İlk teklif geldiğinde hikayeden çok etkilendim. Çünkü bütün karakterlerin bir öyküsü ve hepsinin buluştuğu ortak bir hikaye vardı. Bununla birlikte bence en önemlisi; sert ve dinamik bir senaryoya sahip olması. Yapımcımız Banu Akdeniz'in projesine olan inancı da beni çok etkiledi ve teklifi kabul ettim.
'Hercai'nin bu kadar dizi arasından sivrilmesini neye bağlıyorsunuz?
Burada birçok etken var; öncelikle hikayemiz çok iyi ve Midyat bu anlamda çok doğru bir seçim. Oyuncu ekibinin çabuk kaynaşması, işi ve karakterlerini sevmeleri de önemli. Bütün bu saydıklarım bir arada olduğunda başarı kaçınılmaz. Bizim de seyircimize bunu aktarabildiğimizi düşünüyorum.
ÇOCUKLUK HAYALİM OYUNCULUK
Dizi çekimlerinin dışında kalan zamanları ve tatil dönemlerini nasıl değerlendiriyorsunuz?
Kısa bir boşluksa Midyat'ta zaman geçiriyoruz. Belli mekanlar var, oralara gidiyoruz ama iki-üç gün bir boşluk olursa İstanbul'a dönüyoruz.
Dizilerin aranılan oyuncularından birisiniz. Sizce iyi oyuncu olmanın sırrı var mı?

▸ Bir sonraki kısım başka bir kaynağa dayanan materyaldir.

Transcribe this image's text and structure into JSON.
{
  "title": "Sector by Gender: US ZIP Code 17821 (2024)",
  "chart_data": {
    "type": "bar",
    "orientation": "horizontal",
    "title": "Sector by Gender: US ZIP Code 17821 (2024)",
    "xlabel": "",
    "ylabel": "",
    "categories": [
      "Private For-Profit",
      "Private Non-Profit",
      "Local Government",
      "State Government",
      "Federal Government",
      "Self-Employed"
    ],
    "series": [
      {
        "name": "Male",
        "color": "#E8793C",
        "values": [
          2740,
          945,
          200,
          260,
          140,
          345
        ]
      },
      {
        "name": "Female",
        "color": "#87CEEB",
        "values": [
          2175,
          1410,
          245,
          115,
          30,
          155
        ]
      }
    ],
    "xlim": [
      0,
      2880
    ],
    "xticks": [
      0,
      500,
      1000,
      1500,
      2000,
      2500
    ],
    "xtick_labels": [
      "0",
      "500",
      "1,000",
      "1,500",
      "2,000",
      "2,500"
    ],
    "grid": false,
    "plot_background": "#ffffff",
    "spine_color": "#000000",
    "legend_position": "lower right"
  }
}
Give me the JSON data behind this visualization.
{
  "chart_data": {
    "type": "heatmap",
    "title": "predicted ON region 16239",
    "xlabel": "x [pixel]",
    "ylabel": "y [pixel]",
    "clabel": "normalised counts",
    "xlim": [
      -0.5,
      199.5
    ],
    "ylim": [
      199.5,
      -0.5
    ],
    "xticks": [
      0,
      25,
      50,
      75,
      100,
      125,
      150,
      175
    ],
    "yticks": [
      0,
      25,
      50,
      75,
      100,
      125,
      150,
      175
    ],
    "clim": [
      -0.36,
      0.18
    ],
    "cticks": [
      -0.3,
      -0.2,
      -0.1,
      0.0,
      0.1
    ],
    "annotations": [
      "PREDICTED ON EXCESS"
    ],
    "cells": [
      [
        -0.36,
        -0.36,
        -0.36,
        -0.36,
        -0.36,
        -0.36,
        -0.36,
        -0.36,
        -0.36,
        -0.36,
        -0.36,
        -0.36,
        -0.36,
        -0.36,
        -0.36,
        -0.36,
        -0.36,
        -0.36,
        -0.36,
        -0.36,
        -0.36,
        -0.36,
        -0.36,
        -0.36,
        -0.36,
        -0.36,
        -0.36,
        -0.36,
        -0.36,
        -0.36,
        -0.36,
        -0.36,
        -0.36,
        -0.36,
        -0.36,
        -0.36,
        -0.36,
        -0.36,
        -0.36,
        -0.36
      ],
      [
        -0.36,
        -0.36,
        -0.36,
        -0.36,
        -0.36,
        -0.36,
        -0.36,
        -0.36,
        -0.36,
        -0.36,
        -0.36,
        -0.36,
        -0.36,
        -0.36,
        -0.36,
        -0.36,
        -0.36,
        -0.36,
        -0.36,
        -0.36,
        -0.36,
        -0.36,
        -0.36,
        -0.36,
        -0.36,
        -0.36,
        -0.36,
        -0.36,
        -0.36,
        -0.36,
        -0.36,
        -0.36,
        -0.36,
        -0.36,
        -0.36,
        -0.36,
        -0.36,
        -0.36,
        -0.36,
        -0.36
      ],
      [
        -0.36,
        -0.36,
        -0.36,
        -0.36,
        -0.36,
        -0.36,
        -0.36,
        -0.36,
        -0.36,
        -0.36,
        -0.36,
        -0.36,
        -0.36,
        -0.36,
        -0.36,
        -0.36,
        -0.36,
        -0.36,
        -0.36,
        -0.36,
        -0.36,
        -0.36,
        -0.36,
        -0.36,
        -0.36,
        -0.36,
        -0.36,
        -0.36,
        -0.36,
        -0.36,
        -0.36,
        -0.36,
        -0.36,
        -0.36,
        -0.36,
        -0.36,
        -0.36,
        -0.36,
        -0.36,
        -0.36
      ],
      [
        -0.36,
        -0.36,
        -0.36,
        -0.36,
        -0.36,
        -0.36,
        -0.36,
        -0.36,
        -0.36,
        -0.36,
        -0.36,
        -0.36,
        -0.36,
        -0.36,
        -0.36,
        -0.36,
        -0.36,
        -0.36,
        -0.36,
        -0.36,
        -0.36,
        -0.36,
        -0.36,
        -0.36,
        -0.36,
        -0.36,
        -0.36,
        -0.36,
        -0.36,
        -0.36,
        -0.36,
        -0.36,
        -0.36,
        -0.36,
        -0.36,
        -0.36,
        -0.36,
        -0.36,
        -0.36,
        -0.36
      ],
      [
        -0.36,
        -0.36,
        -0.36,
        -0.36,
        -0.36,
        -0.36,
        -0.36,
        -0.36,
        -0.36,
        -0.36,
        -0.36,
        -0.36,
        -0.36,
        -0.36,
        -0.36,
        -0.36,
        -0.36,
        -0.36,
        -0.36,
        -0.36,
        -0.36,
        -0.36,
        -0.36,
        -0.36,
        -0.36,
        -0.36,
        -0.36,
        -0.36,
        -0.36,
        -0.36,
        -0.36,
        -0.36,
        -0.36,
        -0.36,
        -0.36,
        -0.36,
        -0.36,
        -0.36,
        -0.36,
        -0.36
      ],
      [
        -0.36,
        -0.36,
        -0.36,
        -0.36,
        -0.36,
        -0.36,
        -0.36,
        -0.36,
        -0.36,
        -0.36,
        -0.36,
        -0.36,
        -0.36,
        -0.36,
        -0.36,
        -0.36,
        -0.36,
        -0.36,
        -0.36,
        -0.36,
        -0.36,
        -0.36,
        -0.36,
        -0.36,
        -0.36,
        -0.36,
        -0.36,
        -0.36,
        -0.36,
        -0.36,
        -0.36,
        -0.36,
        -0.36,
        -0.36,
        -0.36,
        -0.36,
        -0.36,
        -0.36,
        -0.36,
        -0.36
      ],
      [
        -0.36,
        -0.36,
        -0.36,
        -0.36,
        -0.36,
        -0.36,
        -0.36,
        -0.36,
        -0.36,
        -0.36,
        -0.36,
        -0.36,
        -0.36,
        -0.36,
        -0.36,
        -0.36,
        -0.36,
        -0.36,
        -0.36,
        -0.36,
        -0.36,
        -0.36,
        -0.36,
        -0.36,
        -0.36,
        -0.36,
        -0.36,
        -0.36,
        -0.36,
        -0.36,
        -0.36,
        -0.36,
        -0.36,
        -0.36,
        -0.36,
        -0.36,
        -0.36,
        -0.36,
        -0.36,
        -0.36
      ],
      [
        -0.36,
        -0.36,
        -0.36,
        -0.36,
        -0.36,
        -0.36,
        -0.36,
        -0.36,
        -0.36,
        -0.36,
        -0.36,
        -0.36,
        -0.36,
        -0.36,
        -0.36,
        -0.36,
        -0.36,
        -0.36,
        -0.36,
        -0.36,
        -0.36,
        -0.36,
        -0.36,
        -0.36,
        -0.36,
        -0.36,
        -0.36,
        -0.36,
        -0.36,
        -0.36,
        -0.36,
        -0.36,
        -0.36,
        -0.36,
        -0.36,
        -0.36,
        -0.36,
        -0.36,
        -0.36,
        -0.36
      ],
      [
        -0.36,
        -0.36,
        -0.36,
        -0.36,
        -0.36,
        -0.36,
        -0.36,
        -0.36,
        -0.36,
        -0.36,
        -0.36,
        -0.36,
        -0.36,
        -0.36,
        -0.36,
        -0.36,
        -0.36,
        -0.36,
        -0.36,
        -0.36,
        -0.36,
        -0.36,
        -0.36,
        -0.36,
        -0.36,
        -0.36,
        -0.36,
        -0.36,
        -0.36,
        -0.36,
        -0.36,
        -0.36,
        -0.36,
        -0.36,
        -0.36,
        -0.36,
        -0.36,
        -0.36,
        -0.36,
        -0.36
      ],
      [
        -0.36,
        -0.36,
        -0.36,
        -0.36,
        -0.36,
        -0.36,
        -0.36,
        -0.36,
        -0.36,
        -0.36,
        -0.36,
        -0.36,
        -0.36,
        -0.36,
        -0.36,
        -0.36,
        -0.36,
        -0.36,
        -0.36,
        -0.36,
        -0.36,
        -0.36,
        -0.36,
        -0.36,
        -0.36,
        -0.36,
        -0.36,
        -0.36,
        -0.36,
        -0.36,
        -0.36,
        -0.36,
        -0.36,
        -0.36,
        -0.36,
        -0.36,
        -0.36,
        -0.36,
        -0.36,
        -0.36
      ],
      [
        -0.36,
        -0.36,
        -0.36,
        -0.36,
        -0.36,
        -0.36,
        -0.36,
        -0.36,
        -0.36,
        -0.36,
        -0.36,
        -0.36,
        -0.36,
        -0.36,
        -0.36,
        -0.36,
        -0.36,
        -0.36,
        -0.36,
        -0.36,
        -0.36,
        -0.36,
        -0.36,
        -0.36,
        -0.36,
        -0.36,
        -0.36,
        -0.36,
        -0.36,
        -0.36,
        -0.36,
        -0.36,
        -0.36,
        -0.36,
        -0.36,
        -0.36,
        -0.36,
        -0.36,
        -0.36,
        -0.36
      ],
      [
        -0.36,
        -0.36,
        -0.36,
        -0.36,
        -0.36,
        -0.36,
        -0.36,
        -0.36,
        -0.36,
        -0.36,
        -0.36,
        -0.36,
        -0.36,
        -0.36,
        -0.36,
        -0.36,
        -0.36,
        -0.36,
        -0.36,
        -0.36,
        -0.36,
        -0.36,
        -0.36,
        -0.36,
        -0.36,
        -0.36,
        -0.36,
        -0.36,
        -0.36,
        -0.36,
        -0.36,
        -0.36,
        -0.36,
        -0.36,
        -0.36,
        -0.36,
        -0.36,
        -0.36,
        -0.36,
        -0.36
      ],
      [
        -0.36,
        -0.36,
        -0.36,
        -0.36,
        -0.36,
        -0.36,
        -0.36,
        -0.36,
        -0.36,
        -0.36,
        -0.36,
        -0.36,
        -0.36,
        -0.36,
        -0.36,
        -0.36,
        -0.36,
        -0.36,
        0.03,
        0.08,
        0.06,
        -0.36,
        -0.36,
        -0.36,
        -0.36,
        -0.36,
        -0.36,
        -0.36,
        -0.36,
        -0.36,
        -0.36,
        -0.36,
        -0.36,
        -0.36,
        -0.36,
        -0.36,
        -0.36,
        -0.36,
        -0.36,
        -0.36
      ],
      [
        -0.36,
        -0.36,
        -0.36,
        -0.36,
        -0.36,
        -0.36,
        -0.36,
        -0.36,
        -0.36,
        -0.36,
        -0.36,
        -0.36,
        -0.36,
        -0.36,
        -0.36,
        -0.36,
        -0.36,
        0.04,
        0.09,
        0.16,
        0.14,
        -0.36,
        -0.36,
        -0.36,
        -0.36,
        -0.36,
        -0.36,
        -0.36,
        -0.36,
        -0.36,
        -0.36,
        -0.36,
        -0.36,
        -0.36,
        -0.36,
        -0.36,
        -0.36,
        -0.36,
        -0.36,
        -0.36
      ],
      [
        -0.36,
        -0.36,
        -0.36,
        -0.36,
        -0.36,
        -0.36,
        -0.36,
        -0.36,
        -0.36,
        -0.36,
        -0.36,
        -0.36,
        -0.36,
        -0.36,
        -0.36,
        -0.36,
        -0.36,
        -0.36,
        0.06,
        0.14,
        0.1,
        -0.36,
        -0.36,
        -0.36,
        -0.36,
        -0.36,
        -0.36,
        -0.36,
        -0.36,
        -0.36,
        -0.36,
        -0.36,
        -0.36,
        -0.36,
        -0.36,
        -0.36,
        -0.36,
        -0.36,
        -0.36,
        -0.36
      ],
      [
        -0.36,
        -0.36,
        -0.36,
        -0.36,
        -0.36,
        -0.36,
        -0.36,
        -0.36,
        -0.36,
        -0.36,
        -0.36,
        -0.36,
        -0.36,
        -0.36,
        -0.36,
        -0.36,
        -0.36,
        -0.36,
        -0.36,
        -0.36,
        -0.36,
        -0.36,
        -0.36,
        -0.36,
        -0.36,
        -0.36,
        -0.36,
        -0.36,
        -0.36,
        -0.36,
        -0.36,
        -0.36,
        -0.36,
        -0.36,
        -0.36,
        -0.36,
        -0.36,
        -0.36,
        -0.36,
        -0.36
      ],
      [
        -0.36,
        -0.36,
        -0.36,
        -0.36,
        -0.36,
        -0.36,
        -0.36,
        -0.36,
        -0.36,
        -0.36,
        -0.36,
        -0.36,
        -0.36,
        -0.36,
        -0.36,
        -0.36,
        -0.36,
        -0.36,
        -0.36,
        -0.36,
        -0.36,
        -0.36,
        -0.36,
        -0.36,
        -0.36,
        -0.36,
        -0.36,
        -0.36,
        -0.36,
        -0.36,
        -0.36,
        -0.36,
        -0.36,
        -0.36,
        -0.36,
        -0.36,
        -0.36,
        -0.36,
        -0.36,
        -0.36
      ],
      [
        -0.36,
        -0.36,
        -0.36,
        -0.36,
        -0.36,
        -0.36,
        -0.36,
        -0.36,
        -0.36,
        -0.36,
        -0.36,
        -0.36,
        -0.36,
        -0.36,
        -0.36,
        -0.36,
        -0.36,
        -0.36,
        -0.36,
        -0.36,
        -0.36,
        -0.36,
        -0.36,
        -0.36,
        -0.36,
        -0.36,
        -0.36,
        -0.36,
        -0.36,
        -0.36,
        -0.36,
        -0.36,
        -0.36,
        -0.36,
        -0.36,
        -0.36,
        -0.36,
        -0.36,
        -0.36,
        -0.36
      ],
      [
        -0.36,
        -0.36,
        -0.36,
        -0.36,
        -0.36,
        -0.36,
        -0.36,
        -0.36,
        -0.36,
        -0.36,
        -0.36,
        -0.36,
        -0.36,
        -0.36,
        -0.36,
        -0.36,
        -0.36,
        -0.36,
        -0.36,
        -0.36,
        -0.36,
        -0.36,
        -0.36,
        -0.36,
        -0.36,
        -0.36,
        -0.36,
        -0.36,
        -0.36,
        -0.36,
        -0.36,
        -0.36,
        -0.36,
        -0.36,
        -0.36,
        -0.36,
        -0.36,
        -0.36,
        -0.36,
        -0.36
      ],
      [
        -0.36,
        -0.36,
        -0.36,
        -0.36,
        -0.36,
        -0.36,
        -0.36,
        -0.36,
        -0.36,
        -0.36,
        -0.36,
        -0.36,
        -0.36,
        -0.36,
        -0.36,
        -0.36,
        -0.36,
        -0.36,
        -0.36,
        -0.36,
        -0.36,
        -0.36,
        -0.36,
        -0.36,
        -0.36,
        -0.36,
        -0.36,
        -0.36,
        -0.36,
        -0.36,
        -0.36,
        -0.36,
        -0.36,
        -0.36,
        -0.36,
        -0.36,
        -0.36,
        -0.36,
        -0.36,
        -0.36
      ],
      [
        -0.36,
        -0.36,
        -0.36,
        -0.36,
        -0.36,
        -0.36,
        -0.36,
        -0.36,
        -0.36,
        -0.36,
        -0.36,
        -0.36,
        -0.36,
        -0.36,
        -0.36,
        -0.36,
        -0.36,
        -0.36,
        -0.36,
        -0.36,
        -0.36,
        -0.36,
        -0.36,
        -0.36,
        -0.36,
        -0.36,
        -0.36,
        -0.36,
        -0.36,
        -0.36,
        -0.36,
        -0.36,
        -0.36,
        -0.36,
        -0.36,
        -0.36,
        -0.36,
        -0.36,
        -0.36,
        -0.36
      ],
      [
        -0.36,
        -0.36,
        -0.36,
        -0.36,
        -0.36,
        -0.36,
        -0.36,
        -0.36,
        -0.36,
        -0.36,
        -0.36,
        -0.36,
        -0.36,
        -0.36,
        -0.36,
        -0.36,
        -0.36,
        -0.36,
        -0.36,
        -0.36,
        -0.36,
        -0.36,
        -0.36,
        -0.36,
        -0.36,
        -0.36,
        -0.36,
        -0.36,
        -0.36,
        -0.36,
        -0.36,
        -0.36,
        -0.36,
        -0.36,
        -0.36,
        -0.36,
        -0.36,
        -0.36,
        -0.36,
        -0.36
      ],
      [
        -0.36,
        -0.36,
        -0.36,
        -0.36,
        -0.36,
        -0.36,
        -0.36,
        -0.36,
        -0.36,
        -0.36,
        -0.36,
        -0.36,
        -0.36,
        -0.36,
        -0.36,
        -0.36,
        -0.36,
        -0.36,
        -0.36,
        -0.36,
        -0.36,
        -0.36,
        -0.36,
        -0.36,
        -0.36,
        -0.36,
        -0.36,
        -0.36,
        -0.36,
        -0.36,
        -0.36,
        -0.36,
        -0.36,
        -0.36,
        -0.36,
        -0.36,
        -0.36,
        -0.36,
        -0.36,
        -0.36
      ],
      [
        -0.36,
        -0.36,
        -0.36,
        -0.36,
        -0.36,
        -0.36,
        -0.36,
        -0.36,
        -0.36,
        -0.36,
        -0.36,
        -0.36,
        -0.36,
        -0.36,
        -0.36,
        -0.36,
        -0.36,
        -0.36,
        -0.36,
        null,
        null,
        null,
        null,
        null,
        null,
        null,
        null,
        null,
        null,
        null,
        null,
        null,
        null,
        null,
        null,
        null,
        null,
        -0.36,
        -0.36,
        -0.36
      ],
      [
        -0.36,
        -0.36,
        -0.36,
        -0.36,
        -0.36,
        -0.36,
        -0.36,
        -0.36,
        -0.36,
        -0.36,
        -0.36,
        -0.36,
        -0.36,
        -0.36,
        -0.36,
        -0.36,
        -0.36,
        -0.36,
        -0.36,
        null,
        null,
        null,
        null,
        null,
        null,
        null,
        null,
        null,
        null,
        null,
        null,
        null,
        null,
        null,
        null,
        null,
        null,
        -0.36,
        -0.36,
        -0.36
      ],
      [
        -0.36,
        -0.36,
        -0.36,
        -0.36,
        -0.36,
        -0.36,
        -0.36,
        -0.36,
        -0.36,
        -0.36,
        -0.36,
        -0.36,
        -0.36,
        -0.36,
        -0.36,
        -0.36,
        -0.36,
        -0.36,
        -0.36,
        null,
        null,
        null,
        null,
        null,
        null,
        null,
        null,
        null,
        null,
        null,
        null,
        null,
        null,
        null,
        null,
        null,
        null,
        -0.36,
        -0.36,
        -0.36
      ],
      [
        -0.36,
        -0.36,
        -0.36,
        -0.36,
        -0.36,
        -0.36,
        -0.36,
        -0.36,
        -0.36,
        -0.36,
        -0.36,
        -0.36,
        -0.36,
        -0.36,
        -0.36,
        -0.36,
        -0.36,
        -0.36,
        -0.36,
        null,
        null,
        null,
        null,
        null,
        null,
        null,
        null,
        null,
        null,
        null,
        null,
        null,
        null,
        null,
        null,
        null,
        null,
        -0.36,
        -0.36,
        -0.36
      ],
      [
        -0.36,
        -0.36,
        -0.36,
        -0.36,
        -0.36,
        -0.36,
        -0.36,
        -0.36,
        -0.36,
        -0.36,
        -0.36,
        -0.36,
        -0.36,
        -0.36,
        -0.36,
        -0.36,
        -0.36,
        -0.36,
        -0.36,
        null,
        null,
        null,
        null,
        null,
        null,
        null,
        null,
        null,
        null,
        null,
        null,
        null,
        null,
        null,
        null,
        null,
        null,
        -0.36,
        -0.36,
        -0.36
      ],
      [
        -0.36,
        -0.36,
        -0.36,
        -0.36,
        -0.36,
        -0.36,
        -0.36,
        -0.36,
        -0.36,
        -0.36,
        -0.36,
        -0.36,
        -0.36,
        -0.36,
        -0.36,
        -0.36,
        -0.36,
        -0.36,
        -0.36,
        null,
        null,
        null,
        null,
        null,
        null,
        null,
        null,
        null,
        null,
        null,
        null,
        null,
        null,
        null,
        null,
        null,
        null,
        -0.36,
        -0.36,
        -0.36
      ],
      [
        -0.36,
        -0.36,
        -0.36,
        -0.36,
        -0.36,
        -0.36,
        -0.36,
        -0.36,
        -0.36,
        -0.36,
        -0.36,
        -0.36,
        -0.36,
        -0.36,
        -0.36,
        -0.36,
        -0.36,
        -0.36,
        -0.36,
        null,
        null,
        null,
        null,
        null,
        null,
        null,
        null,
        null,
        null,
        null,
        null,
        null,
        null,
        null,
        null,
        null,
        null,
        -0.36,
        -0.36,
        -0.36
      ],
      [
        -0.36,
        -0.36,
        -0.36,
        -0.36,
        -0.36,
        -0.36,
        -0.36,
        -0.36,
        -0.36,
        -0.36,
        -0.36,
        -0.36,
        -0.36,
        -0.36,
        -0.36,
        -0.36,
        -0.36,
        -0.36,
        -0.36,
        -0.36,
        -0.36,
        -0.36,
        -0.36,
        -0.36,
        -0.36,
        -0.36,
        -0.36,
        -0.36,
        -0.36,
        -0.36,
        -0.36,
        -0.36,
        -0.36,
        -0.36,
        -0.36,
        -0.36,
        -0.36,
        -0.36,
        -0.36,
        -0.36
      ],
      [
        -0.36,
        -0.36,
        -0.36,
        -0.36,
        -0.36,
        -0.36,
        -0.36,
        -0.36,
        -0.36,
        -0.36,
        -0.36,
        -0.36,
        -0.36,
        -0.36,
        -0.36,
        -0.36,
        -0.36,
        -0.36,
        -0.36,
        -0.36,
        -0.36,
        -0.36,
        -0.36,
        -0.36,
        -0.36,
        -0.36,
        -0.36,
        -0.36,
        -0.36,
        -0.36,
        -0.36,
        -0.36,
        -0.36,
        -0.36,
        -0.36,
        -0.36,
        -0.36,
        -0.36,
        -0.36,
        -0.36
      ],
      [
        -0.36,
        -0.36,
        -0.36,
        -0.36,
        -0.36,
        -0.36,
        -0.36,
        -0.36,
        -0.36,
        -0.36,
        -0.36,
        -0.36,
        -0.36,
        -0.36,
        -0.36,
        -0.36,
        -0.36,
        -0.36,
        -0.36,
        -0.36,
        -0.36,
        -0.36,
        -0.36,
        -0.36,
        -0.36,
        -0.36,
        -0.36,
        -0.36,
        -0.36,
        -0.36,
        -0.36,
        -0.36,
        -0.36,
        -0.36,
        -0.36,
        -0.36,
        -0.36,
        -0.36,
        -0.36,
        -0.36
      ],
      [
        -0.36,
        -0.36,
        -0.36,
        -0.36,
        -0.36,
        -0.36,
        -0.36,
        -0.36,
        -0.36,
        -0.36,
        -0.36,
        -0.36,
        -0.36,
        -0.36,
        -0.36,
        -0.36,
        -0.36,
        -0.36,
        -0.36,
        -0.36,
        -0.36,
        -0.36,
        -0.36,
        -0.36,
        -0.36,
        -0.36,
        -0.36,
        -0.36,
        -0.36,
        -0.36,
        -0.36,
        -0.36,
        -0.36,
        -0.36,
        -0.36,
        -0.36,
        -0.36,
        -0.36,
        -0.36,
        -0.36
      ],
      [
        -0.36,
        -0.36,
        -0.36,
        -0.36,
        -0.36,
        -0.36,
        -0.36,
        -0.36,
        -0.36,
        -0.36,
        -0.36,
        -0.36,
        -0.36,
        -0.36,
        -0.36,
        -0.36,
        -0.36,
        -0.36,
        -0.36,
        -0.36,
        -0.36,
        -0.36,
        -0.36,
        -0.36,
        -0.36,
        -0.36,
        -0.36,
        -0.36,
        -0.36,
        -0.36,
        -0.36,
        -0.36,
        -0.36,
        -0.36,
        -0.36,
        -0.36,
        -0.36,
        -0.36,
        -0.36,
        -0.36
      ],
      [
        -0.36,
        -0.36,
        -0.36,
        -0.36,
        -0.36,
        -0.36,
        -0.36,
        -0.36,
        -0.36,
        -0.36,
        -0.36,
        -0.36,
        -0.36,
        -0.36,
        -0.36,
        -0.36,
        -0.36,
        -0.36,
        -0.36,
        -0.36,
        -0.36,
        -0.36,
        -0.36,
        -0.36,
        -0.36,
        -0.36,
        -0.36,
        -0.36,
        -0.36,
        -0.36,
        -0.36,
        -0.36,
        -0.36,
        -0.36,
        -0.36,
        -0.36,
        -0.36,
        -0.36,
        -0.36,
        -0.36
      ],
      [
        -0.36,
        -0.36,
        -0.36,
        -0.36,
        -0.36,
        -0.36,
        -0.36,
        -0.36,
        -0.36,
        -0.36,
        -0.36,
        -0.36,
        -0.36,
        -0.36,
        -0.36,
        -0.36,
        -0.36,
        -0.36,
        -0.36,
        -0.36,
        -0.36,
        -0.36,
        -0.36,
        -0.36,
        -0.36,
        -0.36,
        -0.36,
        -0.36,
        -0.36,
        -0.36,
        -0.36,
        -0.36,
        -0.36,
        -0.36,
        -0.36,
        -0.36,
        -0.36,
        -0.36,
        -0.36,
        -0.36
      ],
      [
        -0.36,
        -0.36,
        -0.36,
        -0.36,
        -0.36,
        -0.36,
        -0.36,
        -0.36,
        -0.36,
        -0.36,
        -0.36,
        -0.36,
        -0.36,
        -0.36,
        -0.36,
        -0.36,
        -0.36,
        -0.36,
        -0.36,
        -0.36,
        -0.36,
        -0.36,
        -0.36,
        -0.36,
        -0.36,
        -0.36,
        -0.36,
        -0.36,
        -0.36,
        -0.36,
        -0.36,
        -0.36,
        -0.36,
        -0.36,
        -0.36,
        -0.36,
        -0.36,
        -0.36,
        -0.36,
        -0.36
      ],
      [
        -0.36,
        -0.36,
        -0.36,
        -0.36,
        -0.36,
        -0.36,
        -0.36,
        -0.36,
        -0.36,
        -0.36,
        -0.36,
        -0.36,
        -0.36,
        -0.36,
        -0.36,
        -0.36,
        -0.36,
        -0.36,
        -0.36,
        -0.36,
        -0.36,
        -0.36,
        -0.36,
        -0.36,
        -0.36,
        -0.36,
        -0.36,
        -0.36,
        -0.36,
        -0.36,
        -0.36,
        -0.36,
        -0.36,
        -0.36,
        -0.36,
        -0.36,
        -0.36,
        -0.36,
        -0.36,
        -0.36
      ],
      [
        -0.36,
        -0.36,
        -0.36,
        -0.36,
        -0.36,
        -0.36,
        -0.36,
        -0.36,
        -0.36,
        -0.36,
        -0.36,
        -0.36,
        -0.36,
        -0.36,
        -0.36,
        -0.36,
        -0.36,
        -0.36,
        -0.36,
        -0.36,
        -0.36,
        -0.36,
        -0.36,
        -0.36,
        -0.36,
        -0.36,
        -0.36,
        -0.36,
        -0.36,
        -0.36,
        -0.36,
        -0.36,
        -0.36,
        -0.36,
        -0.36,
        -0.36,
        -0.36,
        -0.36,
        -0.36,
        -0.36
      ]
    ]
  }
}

Benim çocukluk hayalim oyunculuk. Her zaman daha iyisini yapmaya çalışıyorum ve istiyorum. Benim tek yaptığım bu; sevmek ve çalışmak.
Canlandırdığınız karakterler arasında hangileri sizin için unutulmazdı?
'Hercai' dizisine gelene kadar en sevdiğim karakterler 'Yanık Koza'daki 'Akın', 'Kaderimin Yazıldığı Gün'deki 'Maksut', 'Bana Sevmeyi Anlat'taki 'Engin'. Ama en çok 'Engin' diyebilirim.
Şöhretle aranız nasıl?
Şöhret tarafına çok kafayı takmış bir adam değilim. Çünkü çok gerçek dışı, değişken bir durum. Bunu çok genç yaşlarda tecrübe ettim. O yüzden bizim yaptığımız işin bir parçası bu. Ve şöhret ya yaptığın projeye ya da sansasyona bağlı. Ben daha çok aile ve iş odaklı yaşamayı seviyorum.
HİKAYELERIMIZIN SICAKLIĞI DÜNYAYI CEZBEDIYOR
■ Türk dizilerinin dünyadaki başarısını nasıl değerlendiriyorsunuz?
Bu çok normal. İyi oyuncularımız, yönetmenlerimiz ve senaristlerimiz var. Teknik olarak hiçbir eksiğimiz yok. Bizim hikayelerimizdeki sıcaklık ve doku, insanları cezbediyor. Ve yaptığımız işlerin dünya çapında karşılık bulması beni çok heyecanlandırıyor. Sonuç olarak benim de kendime göre hayallerim var.
Tek zorluk eşim ve çocuğumdan uzakta olmak
■ Ailenizle İstanbul'da yaşıyorsunuz. 4 yaşında bir oğlunuz var. Mardin'de çalışmanın sizin için zor ve güzel yanları nelerdir?
Benim için Midyat'ta yaşamanın tek zorluğu eşimden ve kraldan (çocuğumdan) uzak kalmak. Bunun haricinde Midyat'ı çok sevdim. Uzak kalma durumu da bizim işimizin bir parçası, bunun için yapabilecek maalesef bir şey yok. Kısa vadeli çözümler üretip motivasyonumuzu yukarıda tutmaya çalışıyoruz. Aile özlemini bir kenara koyarsak, Midyat gerçekten gelip görülmesi gereken bir yer.